LEARNING CURVE:

Better schools will bring better jobs to Georgia

The Atlanta Journal-Constitution

Monday, November 24, 2008

In covering the state Legislature for more than a decade, I’ve listened to dozens of lawmakers insist that low corporate taxes and generous tax breaks are essential to securing Georgia’s economic future. Few argue that the state’s destiny depends on better schools and smarter workers.

Two new reports cast doubt on Georgia’s strategy to use low costs rather than an educated work force as its calling card.

Last week, the Atlanta Regional Commission issued a report showing a stark decline in metro area jobs that pay $5,700 per month or more. According to the ARC, more than 40,000 such jobs have been lost since 2001, while many new jobs created in that period were in the low-paying service sector.

In addition, the Information Technology and Innovation Foundation, funded by the nonprofit Kauffman Foundation, released a study last week of the states best able to thrive in a knowledge-dependent, global, entrepreneurial economy that will rely on highly skilled and highly technical workers.

Leading the 2008 State New Economy Index were Massachusetts, Washington, Maryland, Delaware, New Jersey, Connecticut and Virginia, all states with high-achieving schools and more educated residents. Georgia ranked 21st on the list. In 2007, the state ranked 18th.

The downside of Georgia’s reliance on low taxes and low wages is that the taxes and wages can never be low enough. Industries recruited on that basis are quick to pack up and go when they find even cheaper places to do business. They’ve done so in droves, moving factories to India, Mexico and China. That’s left Georgia with a large unskilled labor force and a shrinking unskilled labor market. According to the ITIF study, Georgia ranks 35th in work-force education.

Eight years ago, University System Chancellor Stephen Portch irked many lawmakers when he criticized the state for its anti-intellectual culture. He gave Georgia’s k-12 system an “F” for educational attainment, a “D” for educational climate, and warned that “we can’t continue to be the No. 1 importer of college degrees.”

Now even that status is in doubt. Georgia ranked 41st in the category of “immigration of knowledge workers,” which means the state is luring fewer highly mobile, highly skilled workers from different countries in search of what the report calls “good employment opportunities coupled with a good quality of life.”

Nor does Georgia rank high in attracting similarly skilled American workers. The state ranked 38th in the “migration of U.S. knowledge workers.”

“Just as countries compete for talent, so do states,” the report explained. “And while foreign immigration is important, the lion’s share of immigration into states is from Americans moving across state lines. Accordingly, states now compete with one another not only to attract business, but also to attract the skilled workers who will work for those businesses or start their own.”

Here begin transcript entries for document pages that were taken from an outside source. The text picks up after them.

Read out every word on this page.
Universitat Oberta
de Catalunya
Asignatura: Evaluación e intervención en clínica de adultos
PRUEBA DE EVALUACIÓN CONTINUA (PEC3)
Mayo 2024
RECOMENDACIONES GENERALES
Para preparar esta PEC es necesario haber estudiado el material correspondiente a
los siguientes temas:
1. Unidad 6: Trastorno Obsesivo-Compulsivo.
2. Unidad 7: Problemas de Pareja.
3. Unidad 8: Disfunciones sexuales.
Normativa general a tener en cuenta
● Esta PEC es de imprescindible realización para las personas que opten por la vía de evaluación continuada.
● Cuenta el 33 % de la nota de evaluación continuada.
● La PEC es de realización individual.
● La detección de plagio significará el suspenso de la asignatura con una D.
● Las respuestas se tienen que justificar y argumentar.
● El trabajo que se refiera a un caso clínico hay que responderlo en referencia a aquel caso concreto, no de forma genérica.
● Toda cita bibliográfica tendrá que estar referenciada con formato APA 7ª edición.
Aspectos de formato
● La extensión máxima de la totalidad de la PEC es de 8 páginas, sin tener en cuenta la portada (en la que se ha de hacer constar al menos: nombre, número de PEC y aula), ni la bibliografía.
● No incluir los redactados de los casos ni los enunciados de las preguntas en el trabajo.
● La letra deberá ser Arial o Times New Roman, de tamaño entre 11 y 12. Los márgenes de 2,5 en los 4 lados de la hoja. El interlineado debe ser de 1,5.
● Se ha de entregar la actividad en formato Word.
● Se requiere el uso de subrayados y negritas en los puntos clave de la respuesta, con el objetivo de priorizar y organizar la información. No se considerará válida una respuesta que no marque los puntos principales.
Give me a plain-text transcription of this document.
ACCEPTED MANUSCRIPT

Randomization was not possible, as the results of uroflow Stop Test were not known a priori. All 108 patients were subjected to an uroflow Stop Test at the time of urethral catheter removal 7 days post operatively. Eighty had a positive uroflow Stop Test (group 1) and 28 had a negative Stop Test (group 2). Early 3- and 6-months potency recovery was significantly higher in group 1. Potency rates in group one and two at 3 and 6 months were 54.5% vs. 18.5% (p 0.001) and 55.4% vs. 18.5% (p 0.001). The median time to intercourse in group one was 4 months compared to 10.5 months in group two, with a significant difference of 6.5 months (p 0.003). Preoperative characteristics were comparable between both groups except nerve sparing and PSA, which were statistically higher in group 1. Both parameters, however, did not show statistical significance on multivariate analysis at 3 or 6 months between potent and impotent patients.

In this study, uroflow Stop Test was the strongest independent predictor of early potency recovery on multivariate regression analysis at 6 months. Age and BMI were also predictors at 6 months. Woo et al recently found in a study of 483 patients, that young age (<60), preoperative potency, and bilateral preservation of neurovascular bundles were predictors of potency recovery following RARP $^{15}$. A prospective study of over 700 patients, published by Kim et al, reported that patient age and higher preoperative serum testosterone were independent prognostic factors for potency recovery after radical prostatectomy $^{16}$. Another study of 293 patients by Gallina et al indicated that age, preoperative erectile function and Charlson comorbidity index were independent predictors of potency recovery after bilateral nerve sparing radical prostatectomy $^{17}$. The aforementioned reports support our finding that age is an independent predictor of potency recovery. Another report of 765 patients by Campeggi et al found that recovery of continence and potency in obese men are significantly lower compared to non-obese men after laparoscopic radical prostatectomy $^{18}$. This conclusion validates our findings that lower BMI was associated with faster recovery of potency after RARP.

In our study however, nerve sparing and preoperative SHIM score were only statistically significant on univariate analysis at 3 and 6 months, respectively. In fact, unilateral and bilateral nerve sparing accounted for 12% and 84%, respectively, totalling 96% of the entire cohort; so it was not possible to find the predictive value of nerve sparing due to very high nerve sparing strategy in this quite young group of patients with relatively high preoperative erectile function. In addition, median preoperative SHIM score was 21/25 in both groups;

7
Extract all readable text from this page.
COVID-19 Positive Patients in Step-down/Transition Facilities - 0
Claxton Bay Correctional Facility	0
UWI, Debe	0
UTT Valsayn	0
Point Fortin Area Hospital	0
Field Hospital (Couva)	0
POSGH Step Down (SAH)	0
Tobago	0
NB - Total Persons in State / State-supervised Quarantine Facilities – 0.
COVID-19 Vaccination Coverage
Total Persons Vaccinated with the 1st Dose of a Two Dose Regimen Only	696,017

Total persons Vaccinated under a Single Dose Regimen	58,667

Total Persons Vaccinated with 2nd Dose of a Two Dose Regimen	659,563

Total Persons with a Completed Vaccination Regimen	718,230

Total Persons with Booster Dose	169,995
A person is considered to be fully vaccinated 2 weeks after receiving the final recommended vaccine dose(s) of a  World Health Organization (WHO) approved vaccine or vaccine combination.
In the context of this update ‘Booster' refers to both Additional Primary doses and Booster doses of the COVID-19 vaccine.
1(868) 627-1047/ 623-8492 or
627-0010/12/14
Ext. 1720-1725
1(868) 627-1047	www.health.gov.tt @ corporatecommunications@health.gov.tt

Georgia ought to court those smart workers because they improve the state’s per-capita income. Everyone benefits when an ambitious and bright New York couple moves here to launch a high-tech business: the employees they hire, the real estate agents who rent them office space and sell them a house, the contractors who renovate that house, the shops that sell them curtains, furniture and appliances and the communities in which they pay their higher property taxes.

But before such couples bring their knowledge and their wealth to Georgia, they often want to know one thing: How good are the schools? In too many cases, the conversation ends right there, especially in rural areas most desperate for economic development.

The solution is not a return to some magic good old days of public education in Georgia, as some lawmakers contend. That golden era never existed. Schools were worse a generation ago, and romanticizing them won’t change that fact. Nor will pretending the problem lies with “government schools,” which has become the pro-voucher crowd’s favorite slur.

Georgia first has to catch up with states such as Massachusetts that have always put a premium on education; then it has to surpass them in producing competent, creative and innovative students. And we better start now.

Maureen Downey is a member of the editorial board.